第8話 栄光が光り輝いて
「魔術師というのはやはり知識欲の奴隷のようだな。いやはや、禁忌に触れてまで得ようとするとは私には理解できないね。国家魔術師殿?」
騎士団の中でもひときわ目立つ女がイマルに向かって話し始めた。
女は金髪を腰まで伸ばしたかなりの美人さんだが、状況が状況だけに俺も手放しに喜べない。
「なんでここで王国騎士団が出て来るのよ。しかも、よりによってベラ、あんたの隊が出張ってくるようなことは起きてないわよ?」
禁書庫から出てきたイマルが美人さんになぜかけんか腰で話しはじめた。
確かに俺はこの場を誰かに見られたら面倒なことになるなとは思ったけれどもどうして王国最高の騎士団が出てくるんだ?
しかも、どうやらイマルはあちらのリーダーさんとお知り合いのようだし。
俺、帰っちゃダメかな。
「忘れたか? 我らの仕事は王国に迫る危険を排除すること。おまえが先日、任務中に失踪しあと、王国が放置していたとでも思うか?」
イマルがベラと呼んでいた騎士は、警戒を解かないままイマルと話し始める。
どうやら俺がイマルから聞いていた話とはまた違う筋書きのようだ。
出てくるメンツが豪華すぎて一般人の俺はどちらを信じればいいのかわからないぞ?
というか、俺は俺で傍観者の立場を決め込んでいられるような場合じゃないな。
よしここは試しに丁寧にお願いしてみるとしよう。
「あの、ちょっとお取込みの最中に申し訳ないんですが騎士様のいう通りだとすると、わたくしめはこの口の悪い魔法使いに騙されているだけなんですが助けてもらえませんかね?」
とりあえず保身に走る俺。
カッコ悪い? それでも結構、俺は何度も言うが一般人だからな、流血騒ぎに巻き込まれるのは勘弁だ。

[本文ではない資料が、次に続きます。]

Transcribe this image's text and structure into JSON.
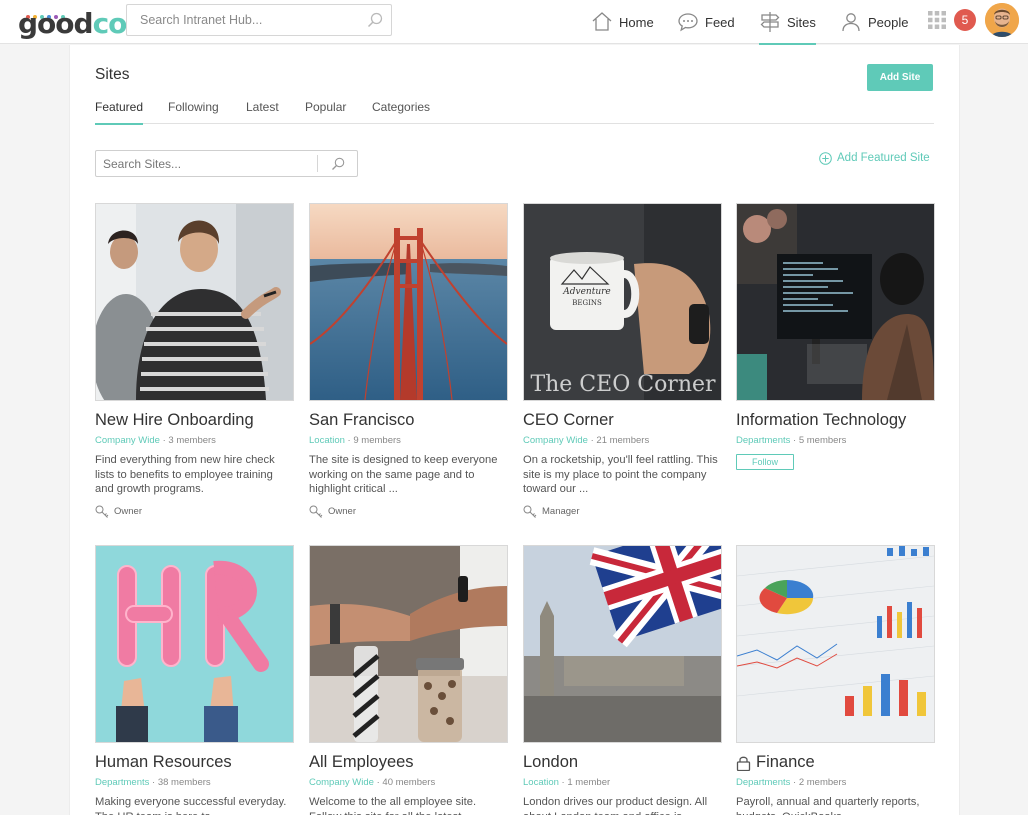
{
  "brand": {
    "logo_text_main": "good",
    "logo_text_accent": "co",
    "dot_colors": [
      "#e05a4f",
      "#f2b134",
      "#5fcab8",
      "#4a90d9",
      "#9b59b6",
      "#5fcab8"
    ]
  },
  "topbar": {
    "search_placeholder": "Search Intranet Hub...",
    "nav": [
      {
        "label": "Home",
        "icon": "home-icon"
      },
      {
        "label": "Feed",
        "icon": "chat-bubble-icon"
      },
      {
        "label": "Sites",
        "icon": "signpost-icon",
        "active": true
      },
      {
        "label": "People",
        "icon": "person-icon"
      }
    ],
    "notification_count": "5"
  },
  "page": {
    "title": "Sites",
    "add_site_label": "Add Site",
    "tabs": [
      {
        "label": "Featured",
        "active": true
      },
      {
        "label": "Following"
      },
      {
        "label": "Latest"
      },
      {
        "label": "Popular"
      },
      {
        "label": "Categories"
      }
    ],
    "search_placeholder": "Search Sites...",
    "add_featured_label": "Add Featured Site"
  },
  "sites": [
    {
      "name": "New Hire Onboarding",
      "category": "Company Wide",
      "members": "3 members",
      "description": "Find everything from new hire check lists to benefits to employee training and growth programs.",
      "role": "Owner",
      "image_icon": "whiteboard-photo"
    },
    {
      "name": "San Francisco",
      "category": "Location",
      "members": "9 members",
      "description": "The site is designed to keep everyone working on the same page and to highlight critical ...",
      "role": "Owner",
      "image_icon": "golden-gate-photo"
    },
    {
      "name": "CEO Corner",
      "category": "Company Wide",
      "members": "21 members",
      "description": "On a rocketship, you'll feel rattling. This site is my place to point the company toward our ...",
      "role": "Manager",
      "image_icon": "coffee-mug-photo",
      "image_caption": "The CEO Corner",
      "mug_text": "Adventure BEGINS"
    },
    {
      "name": "Information Technology",
      "category": "Departments",
      "members": "5 members",
      "description": "",
      "follow_label": "Follow",
      "image_icon": "computer-desk-photo"
    },
    {
      "name": "Human Resources",
      "category": "Departments",
      "members": "38 members",
      "description": "Making everyone successful everyday. The HR team is here to",
      "image_icon": "hr-balloons-photo",
      "balloon_text": "HR"
    },
    {
      "name": "All Employees",
      "category": "Company Wide",
      "members": "40 members",
      "description": "Welcome to the all employee site. Follow this site for all the latest",
      "image_icon": "fist-bump-photo"
    },
    {
      "name": "London",
      "category": "Location",
      "members": "1 member",
      "description": "London drives our product design. All about London team and office is",
      "image_icon": "union-jack-photo"
    },
    {
      "name": "Finance",
      "category": "Departments",
      "members": "2 members",
      "description": "Payroll, annual and quarterly reports, budgets, QuickBooks",
      "locked": true,
      "image_icon": "charts-photo"
    }
  ]
}
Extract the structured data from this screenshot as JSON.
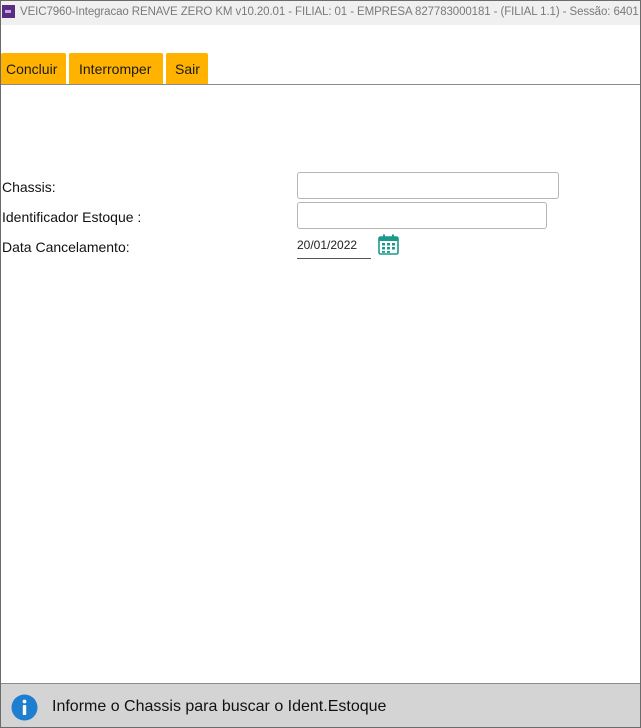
{
  "window": {
    "title": "VEIC7960-Integracao RENAVE ZERO KM v10.20.01   - FILIAL: 01 - EMPRESA 827783000181 - (FILIAL 1.1) - Sessão: 6401"
  },
  "toolbar": {
    "concluir_label": "Concluir",
    "interromper_label": "Interromper",
    "sair_label": "Sair",
    "button_color": "#ffb300"
  },
  "form": {
    "chassis_label": "Chassis:",
    "chassis_value": "",
    "identificador_label": "Identificador Estoque :",
    "identificador_value": "",
    "data_label": "Data Cancelamento:",
    "data_value": "20/01/2022"
  },
  "status": {
    "message": "Informe o Chassis para buscar o Ident.Estoque",
    "icon": "info-icon"
  },
  "colors": {
    "calendar_icon": "#1a9a8a",
    "info_icon": "#1e7fd0"
  }
}
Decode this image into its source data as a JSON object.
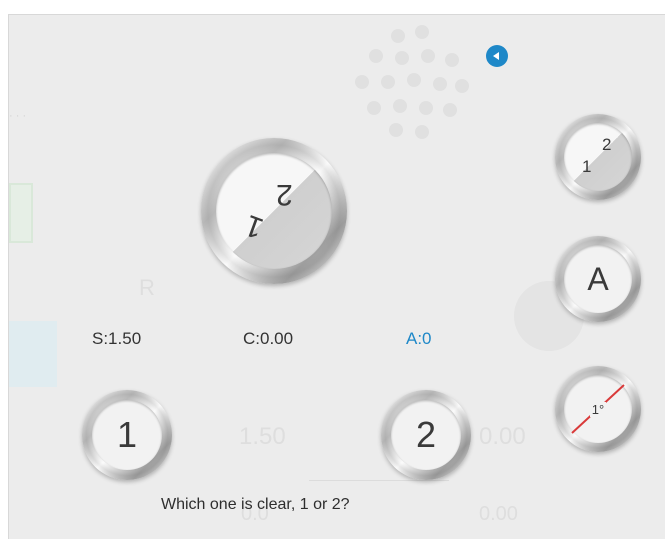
{
  "values": {
    "sphere": "S:1.50",
    "cylinder": "C:0.00",
    "axis": "A:0"
  },
  "buttons": {
    "lens_one": "1",
    "lens_two": "2",
    "toggle_small_one": "1",
    "toggle_small_two": "2",
    "toggle_large_one": "1",
    "toggle_large_two": "2",
    "axis_button": "A",
    "angle_button": "1°"
  },
  "prompt": "Which one is clear, 1 or 2?",
  "background": {
    "letter_r": "R",
    "value_left": "1.50",
    "value_right": "0.00",
    "value_bottom_left": "0.0",
    "value_bottom_right": "0.00"
  },
  "colors": {
    "accent": "#1e88c8",
    "angle_line": "#d93a3a",
    "text": "#333333",
    "panel": "#ececec"
  },
  "icons": {
    "back": "chevron-left-icon"
  }
}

「フッ、確かにこやつが口が悪い女だというのは確かだが、だからと言って男、貴様への疑いが晴れるわけではないぞ。そこで黙っていろ」
「あ、ほんとすみません」
俺は騎士の鋭い観光に射抜かれてすっかり委縮してしまった。
ほんとにカッコ悪いな俺。
しかし、あれが王国最高の騎士の覇気ってやつだろうか。
あの目の前ではどんな男でもすくみあがってしまいそうだ。
俺が圧倒されている横でイマルはなんてことないかのように騎士を目の前にしてなおも水晶で本部と連絡を取ろうとしている。
が、やはり連絡は取れないらしい。
「とにかく、どっからそんなデマを吹き込まれたか知らないけど私は任務で来てるの。それなのに先に禁書を盗られちゃって私だってどういう状況なのか分かってないのよ。本部とも連絡は取れないし。さっさと出なさいよね、まったく」
イマルの悪態に、ベラはつまらない冗談だだとでもいうように鼻で笑い、
「どこからもなにも国家魔術師協会からの命令だ。アスタムに向かった国家魔術師イマルの禁書の持ち出しを阻止せよ。生死は問わないというお墨付きだ。どのみちおまえをここで逃がすわけにはいかない。あきらめて投降しろ」
俺の顔から血の気が引いていくのがわかる。
なんで協会がイマルを殺そうとしてるんだ?
というか、俺って相当やばい事に巻き込まれてないか?
イマルがどんな顔しているかはわからないが、俺に今の状況を打開する手立てはない。
ゆっくりと騎士数人がが俺を捉えようと迫ってくる。
こんなところで……
こんなところで罪人扱いされちまうのかよ?
逃げなければと頭が命令を体に出すが、目の前まで迫ってくる騎士団の迫力に負けて一歩も足が動かない。
騎士たちが俺を捉えようとしたとき、覇気のない気の抜けた調子の声が入口の方から聞こえてきた。
「おや、今日は休館日と入口に看板を立てておいたはずなんだけどな。お客さん方勝手に入ってもらっちゃ困りますよ。だいたい、こんな朝早くからどうして開いてると思ったんですかね」
そこには司書さんが困った利用客を見る目で騎士団を見回しながら立っていた。